United States

10,000 in Appalachia Will See Medical Debt Forgiven, Highlighting National Issue

Approximately one in 6 Americans are contacted annually by debt collectors over a health care bill and 52% of collection items on credit reports are for medical debts, according to the National Consumer Law Center

More than 10,000 people in Appalachia will sigh with relief this month after two donors from the region helped nonprofit RIP Medical Debt purchase and forgive $10 million of medical debt. But it's just a drop in the bucket of the $88 billion of medical debt racked up in the United States over the past year, NBC News reports.

“We’re going to get their current address and then there’s a special letter that’s going out to each of these people,” said RIP Medical Debt founder Craig Antico, who celebrated the fifth anniversary of the nonprofit Thursday. “It’s from the donors, and it’s going to tell them they’re part of a larger campaign. They’re going to get a letter in a yellow envelope that says this is a no-strings attached gift from people in the community.”
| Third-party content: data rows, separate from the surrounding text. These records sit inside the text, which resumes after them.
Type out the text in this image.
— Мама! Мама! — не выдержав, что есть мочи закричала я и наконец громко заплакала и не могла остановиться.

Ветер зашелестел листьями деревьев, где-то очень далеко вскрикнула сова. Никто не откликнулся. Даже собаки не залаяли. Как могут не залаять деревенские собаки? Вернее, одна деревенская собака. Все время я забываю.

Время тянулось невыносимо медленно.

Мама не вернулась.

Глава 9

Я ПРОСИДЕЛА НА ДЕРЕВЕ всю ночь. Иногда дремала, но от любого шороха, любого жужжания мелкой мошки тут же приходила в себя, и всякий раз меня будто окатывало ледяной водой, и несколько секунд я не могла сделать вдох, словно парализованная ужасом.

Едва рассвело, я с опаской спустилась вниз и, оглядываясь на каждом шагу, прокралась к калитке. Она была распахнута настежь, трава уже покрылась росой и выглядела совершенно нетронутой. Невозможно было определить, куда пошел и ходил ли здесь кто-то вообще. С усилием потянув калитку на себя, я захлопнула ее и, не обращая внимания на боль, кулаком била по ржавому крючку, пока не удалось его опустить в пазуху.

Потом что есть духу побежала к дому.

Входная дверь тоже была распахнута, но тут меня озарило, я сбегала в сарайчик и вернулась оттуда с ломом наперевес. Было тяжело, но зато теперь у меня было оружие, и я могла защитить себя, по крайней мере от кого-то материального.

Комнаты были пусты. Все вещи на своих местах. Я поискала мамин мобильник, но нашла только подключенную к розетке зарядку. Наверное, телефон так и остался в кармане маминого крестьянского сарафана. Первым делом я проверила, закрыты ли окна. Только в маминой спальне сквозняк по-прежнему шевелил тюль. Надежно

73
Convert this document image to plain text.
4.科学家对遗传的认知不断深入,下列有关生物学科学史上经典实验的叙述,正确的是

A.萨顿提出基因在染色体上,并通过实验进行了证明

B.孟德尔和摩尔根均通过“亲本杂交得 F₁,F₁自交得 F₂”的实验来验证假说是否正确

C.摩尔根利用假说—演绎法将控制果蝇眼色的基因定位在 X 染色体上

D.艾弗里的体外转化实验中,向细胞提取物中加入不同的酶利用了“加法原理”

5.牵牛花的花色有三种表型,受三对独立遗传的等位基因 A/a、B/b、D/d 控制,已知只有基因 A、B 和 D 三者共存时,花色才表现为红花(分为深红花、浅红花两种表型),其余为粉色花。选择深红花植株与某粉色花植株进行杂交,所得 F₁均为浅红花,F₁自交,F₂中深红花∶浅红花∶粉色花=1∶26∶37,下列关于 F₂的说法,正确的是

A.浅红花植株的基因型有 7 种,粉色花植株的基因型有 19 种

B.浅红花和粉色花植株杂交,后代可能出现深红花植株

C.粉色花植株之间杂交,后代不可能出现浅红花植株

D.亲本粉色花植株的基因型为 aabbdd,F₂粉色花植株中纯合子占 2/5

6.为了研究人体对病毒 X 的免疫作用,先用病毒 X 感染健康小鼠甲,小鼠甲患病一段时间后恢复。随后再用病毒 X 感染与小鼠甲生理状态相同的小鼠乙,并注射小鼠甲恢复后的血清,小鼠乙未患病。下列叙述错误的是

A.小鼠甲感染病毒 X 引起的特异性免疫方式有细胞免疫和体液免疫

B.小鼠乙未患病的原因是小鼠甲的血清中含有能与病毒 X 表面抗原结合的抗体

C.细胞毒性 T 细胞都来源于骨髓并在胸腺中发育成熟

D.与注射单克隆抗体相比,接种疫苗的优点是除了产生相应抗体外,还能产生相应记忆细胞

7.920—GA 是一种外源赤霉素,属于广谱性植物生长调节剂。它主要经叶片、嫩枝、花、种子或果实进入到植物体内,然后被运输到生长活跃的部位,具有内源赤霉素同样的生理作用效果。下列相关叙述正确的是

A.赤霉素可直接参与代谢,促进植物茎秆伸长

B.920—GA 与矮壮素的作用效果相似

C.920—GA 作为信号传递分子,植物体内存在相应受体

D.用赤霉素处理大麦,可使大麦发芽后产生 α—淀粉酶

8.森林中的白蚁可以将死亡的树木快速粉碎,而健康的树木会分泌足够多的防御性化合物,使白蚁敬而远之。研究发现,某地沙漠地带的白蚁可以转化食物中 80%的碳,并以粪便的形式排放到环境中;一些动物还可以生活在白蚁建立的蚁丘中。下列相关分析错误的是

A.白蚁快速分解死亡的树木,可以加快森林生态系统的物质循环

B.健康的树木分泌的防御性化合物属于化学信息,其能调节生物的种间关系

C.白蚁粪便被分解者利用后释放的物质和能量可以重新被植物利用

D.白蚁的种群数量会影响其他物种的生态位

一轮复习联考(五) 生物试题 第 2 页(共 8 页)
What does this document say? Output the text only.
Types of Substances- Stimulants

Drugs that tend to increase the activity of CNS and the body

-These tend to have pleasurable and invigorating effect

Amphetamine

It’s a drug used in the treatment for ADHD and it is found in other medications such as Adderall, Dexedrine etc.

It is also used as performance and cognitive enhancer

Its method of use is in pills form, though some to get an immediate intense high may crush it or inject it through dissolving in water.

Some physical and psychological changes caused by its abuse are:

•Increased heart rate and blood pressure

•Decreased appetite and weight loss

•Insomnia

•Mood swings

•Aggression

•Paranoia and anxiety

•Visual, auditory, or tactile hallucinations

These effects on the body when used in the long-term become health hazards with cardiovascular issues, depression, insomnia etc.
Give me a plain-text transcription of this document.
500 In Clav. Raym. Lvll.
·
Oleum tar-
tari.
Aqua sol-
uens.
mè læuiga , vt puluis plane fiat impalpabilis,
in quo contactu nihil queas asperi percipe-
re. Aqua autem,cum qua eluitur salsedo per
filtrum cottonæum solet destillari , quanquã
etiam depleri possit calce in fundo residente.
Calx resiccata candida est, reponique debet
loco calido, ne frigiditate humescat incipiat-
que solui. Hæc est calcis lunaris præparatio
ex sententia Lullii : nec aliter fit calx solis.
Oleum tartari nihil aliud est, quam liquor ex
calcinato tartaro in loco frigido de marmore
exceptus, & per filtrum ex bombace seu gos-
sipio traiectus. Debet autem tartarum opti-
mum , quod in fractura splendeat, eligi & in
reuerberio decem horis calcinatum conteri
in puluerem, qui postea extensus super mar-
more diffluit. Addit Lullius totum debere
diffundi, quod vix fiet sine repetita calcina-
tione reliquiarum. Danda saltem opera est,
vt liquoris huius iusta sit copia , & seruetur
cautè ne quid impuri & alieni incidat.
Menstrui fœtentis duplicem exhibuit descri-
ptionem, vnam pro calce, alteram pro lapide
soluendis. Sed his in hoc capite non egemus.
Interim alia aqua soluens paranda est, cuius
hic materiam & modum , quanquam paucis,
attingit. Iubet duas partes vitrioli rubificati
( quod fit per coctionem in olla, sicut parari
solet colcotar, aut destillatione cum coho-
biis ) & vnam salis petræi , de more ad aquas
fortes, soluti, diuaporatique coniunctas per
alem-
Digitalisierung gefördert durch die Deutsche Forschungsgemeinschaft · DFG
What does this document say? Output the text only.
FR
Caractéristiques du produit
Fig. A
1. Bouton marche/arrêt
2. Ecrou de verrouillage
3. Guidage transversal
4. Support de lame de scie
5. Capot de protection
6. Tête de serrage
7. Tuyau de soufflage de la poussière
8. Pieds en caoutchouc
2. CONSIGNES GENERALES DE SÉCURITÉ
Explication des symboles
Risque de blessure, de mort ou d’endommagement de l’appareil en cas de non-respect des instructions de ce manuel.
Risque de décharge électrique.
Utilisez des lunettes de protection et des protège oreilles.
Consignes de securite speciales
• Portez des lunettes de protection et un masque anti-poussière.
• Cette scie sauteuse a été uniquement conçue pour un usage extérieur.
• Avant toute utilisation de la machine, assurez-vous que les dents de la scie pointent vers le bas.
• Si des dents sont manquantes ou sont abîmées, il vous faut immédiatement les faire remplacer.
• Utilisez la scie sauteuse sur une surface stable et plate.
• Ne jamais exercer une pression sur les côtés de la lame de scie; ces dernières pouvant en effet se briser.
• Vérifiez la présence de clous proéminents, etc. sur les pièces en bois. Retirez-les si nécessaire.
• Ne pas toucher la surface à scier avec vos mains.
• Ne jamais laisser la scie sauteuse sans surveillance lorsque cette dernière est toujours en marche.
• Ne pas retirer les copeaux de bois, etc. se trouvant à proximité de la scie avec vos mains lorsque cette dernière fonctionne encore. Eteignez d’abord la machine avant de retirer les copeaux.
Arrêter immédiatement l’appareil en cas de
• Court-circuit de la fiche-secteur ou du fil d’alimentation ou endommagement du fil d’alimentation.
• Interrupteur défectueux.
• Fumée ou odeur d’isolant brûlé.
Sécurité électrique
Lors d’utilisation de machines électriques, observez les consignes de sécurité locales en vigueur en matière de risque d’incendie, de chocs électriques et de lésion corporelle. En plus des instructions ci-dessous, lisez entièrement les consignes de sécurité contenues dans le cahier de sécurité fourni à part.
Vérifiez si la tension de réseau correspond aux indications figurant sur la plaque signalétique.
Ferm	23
Antico said the $100,000 donation, which buys the $10 million debt for pennies on the dollar, came from two individuals — Jim Branscome, a former journalist who became the managing director of Standard & Poor’s Financial Services, and author and journalist Bill Bishop. The 10,000 people affected are sprawled across 70 counties in West Virginia, Virginia and Kentucky. The nonprofit is unable to pinpoint individuals, but is able to purchase groups of people's debt in bulk from the debt market, which they did in this case.